NZ’s morality narrative on Ukraine war doesn’t work
It is tempting for any liberal democracy to paint the war in Ukraine as a morality narrative, a story of clashing values and clear choices. And this is exactly what has occurred in New Zealand.
Speaking this week, Foreign Minister Nanaia Mahuta noted that ‘‘our response to Russia’s illegal invasion of Ukraine is a reflection of those values we uphold and how we seek to assert what we stand for’’.
Mahuta’s stance echoes the values and morality-based approach to foreign policy that has been a hallmark of Prime Minister Jacinda Ardern’s administration.
Speaking at the Lowy Institute in Sydney in July, Ardern characterised Russia’s actions in vetoing sanctions in the United Nations Security Council as ‘‘a morally bankrupt position on their part, in the wake of a morally bankrupt and illegal war’’.
The morality narrative has a compelling plausibility to it. Russia has clearly violated Ukraine’s sovereignty and committed war crimes in Ukraine. And in the last month alone, the US has criticised North Korea, Iran and Saudi Arabia for directly or indirectly assisting Russian aggression.
North Korea has been spotlighted for shipping artillery shells to Russia, while Iran has been in the hot seat for supplying drones to Russia.
And then there is Saudi Arabia. Riyadh has thrown in its lot with Moscow by cutting oil production in October. This increases oil prices, allowing Russia to reap maximum revenue from its oil exports, which can then fund its aggression in Ukraine.
If this narrative is correct, then there is a new ‘‘Axis of Evil’’ in the 21st century. It is made up of Russia, North Korea, Iran and Saudi Arabia.
Two points should give us cause to pause before we embrace the morality narrative.
First, contrary to perception in the West, most of the world is not on board with it. As Angela Stent argued in the May issue of the publication Foreign Policy, for a variety of reasons – economic and diplomatic – a number of countries representing a majority of the world’s population disagrees with the morality narrative.
As Stent notes: ‘‘The United Nations held three major votes after the war began: two to condemn Russia’s invasion and one to suspend it from the Human
Rights Council. These resolutions passed. But tally up the populations of the countries that abstained or voted against the resolutions, and it amounts to more than half of the world’s population.’’
M
any of the citizens in these countries are appalled by the moral callousness displayed by Moscow. But for various
reasons, their countries have either abstained from voting against Russia, or have sided with it.
These reasons include: historical alliance relationships and a subsequent reliance on Russia for oil and military equipment (India and Vietnam); a far from smooth relationship with Russia’s rival the US (Cuba, Venezuela, the 22-member Arab
League); or historical support from Russia’s predecessor the Soviet Union during their Cold War-era liberation struggles (Algeria, Angola and South Africa’s African National Congress).

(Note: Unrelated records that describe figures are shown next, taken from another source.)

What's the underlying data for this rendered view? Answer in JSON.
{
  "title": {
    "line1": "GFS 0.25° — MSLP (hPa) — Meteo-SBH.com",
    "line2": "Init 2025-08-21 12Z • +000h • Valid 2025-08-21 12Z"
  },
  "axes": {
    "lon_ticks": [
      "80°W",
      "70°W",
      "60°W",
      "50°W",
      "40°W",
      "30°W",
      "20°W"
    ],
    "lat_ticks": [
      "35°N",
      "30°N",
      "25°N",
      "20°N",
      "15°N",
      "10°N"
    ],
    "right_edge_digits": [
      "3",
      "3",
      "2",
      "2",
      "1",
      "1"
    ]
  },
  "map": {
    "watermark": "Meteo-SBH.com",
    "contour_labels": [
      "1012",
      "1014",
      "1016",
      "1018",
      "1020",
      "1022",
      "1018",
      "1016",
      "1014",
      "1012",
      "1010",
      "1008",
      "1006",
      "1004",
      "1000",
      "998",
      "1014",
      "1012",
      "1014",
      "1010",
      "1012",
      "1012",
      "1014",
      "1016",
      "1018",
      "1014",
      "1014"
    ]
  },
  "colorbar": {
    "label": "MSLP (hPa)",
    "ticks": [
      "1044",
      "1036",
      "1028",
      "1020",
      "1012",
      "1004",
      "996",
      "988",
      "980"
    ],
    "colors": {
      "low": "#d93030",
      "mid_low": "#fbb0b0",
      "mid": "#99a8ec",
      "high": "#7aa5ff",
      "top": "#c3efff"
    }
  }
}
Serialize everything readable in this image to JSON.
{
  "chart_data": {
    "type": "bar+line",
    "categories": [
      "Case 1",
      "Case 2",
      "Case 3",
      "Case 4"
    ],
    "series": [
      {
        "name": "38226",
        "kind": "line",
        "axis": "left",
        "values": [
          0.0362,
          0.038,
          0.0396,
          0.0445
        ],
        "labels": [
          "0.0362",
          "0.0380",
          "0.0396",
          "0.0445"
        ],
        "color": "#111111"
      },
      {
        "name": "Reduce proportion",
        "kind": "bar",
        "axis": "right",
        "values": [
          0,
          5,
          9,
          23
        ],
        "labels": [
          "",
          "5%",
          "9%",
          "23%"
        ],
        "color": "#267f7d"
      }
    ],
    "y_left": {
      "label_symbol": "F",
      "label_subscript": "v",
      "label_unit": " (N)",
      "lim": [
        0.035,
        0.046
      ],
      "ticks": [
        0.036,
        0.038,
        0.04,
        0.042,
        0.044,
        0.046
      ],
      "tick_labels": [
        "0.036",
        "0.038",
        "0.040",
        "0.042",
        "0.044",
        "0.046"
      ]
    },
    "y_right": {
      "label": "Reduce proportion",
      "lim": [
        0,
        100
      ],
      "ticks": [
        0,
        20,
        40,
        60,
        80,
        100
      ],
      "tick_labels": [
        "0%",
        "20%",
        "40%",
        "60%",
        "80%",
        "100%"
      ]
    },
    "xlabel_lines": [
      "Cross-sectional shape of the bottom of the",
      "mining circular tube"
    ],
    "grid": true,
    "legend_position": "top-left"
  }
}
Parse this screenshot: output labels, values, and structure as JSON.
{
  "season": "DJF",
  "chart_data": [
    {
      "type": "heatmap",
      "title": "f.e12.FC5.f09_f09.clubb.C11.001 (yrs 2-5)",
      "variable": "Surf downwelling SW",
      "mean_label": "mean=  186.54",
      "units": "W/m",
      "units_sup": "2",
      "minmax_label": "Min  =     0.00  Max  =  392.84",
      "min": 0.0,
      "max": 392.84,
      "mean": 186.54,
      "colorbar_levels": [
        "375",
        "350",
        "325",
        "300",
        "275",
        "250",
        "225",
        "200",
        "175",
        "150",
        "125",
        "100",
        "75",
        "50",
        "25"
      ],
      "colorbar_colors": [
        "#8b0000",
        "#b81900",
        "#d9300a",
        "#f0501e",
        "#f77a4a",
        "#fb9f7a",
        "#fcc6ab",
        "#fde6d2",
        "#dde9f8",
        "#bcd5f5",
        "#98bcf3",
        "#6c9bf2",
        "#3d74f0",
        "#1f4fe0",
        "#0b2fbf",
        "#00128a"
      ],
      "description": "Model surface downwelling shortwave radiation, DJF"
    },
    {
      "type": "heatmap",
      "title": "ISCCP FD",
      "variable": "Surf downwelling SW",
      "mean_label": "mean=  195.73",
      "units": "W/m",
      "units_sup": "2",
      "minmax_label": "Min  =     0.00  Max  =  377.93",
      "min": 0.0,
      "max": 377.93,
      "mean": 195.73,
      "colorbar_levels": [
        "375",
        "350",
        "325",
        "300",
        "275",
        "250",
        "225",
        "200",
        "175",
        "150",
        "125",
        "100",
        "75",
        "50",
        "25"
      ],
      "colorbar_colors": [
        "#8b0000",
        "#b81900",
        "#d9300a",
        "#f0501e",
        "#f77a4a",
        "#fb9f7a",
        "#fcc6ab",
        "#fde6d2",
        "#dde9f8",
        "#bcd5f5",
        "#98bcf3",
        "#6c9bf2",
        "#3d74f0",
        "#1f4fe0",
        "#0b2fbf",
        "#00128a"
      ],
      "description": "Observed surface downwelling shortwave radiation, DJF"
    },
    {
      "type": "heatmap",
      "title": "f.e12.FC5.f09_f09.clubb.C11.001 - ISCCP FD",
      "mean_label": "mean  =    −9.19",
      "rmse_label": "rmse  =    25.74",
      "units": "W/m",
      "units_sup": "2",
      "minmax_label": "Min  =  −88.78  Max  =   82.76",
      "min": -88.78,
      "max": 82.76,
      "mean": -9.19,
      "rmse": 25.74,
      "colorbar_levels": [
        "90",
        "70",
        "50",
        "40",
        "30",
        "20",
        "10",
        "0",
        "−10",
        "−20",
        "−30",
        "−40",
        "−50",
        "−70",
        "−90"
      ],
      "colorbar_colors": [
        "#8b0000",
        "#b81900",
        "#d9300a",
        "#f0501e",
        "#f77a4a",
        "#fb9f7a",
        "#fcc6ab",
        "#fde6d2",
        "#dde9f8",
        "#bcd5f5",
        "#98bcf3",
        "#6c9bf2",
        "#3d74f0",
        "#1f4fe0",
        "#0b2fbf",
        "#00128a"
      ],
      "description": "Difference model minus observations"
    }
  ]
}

The second reason for pausing before we embrace the morality narrative is the inconvenient fact that material interests rather than normative values are the core determinant of New Zealand’s foreign policy.
A review of Statistics NZ figures reveals that Russia isn’t even in our list of top 30 trading partners. We bear relatively little cost in signing on to sanctions against Russia, and in justifying our policy in terms of a morality narrative.
But when it comes to New Zealand’s China policy, our economic interests clearly clash with our liberal democratic political values.
It’s hardly a secret that that China runs industrial scale reeducation camps for Uyghurs in
Xinjiang; has increasingly consolidated its authoritarian political practices in Hong Kong; that, if given a choice, Tibetans would evict the Chinese Communist Party; that public opinion in Taiwan does not favour unification with the mainland; and that the Xi Jinping regime has concentrated, rather than diffused, political power in its decade of rule.
And until we substantially diversify our trade partners, which is a very difficult thing to do, there can be only one winner in the clash between New Zealand’s political values and its economic interests. It is the latter.
Suffice it to say that we live in a messy world where the morality narrative simply doesn’t reflect the reality for most countries, including for New Zealand in its foreign policy.